Try running slappasswd and pasting the input in there as olcRootPW (backup the original first as always)
so is looks similar to this:

Code:

.......
olcRootDN: cn=admin,cn=config
olcRootPW: {SSHA}xxxxxxxxxxxxxxx
........

Then authenticate with the password you used to generate the hash using slappasswd.

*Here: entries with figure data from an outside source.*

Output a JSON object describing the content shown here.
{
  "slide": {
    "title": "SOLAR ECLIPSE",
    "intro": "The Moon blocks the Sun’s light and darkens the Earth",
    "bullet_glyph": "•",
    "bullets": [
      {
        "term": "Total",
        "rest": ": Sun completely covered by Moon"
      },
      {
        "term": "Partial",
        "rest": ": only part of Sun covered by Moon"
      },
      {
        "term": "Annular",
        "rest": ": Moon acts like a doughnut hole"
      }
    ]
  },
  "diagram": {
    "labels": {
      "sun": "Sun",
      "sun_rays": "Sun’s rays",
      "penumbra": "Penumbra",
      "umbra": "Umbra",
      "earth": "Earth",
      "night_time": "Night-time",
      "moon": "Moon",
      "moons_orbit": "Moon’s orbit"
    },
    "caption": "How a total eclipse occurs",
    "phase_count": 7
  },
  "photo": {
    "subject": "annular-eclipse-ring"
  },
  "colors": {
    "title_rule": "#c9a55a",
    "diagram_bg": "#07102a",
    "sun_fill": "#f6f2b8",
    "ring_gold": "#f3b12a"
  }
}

Originally I had two colons on the olcRootPW line that had my access to cn=config screwed up.

Thanks again.

Yes, that's true. I also see "::" in front of olcAccess and olcRootPW below file,

cat /etc/ldap/slapd.d/cn\=config/olcDatabase\=\{1\}hdb.ldif

Code:

dn: olcDatabase={1}hdb
objectClass: olcDatabaseConfig
objectClass: olcHdbConfig
olcDatabase: {1}hdb
olcDbDirectory: /var/lib/ldap
olcSuffix: dc=pdc
olcAccess: {0}to attrs=userPassword by dn="cn=admin,dc=pdc" write by anonymous
  auth by self write by * none
olcAccess: {1}to attrs=shadowLastChange by self write by * read
olcAccess: {2}to dn.base="" by * read
olcAccess:: ezN9dG8gKiBieSBkbj0iY249YWRtRjIiB3cml0ZSBieSAqIHJlYWQg
olcLastMod: TRUE
olcRootDN: cn=admin,dc=pdc
olcRootPW:: I2Flcm8kc21pabcd=
olcDbCheckpoint: 512 30
olcDbConfig: {0}set_cachesize 0 2097152 0
olcDbConfig: {1}set_lk_max_objects 1500
olcDbConfig: {2}set_lk_max_locks 1500
olcDbConfig: {3}set_lk_max_lockers 1500
olcDbIndex: objectClass eq
olcDbIndex: cn eq
olcDbIndex: uidNumber eq
olcDbIndex: gidNumber eq
olcDbIndex: loginShell eq
olcDbIndex: uid eq
olcDbIndex: memberUid eq
olcDbIndex: uniqueMember eq
olcDbIndex: sambaSID eq
olcDbIndex: sambaPrimaryGroupSID eq
olcDbIndex: sambaGroupType eq
olcDbIndex: sambaSIDList eq
olcDbIndex: sambaDomainName eq
olcDbIndex: default sub
structuralObjectClass: olcHdbConfig
entryUUID: b237ed4a-336c-102f-9e25-47eb1d9f6ff4
creatorsName: gidNumber=0+uidNumber=0,cn=peercred,cn=external,cn=auth
createTimestamp: 20100803170251Z
entryCSN: 20100803170251.989496Z#000000#000#000000
modifiersName: gidNumber=0+uidNumber=0,cn=peercred,cn=external,cn=auth
modifyTimestamp: 20100803170251Z
olcRootPW: {crypt}64KIVVtLyabcd

I will try to do what you have suggested

[upengan78]

Code:

ldapmodify -x -D cn=admin,cn=config -W -f /tmp/modify 
Enter LDAP Password: 
ldap_bind: Invalid credentials (49)

Same error again..

I do see, below that, olcAccess line has two :: infront of it,

Code:

olcAccess: {0}to attrs=userPassword by dn="cn=admin,dc=pdc" write by anonymous
  auth by self write by * none
olcAccess: {1}to attrs=shadowLastChange by self write by * read
olcAccess: {2}to dn.base="" by * read
olcAccess:: ezN9dG8gKiBieSBkbj0iY249YWRtaW4sZGM9cGRjIiB3cml0ZSBieSAqIHJlYWQg

olcRootPW :: was fixed using slappasswd, thanks.

Any idea how to fix this ? May be this is causing the issue.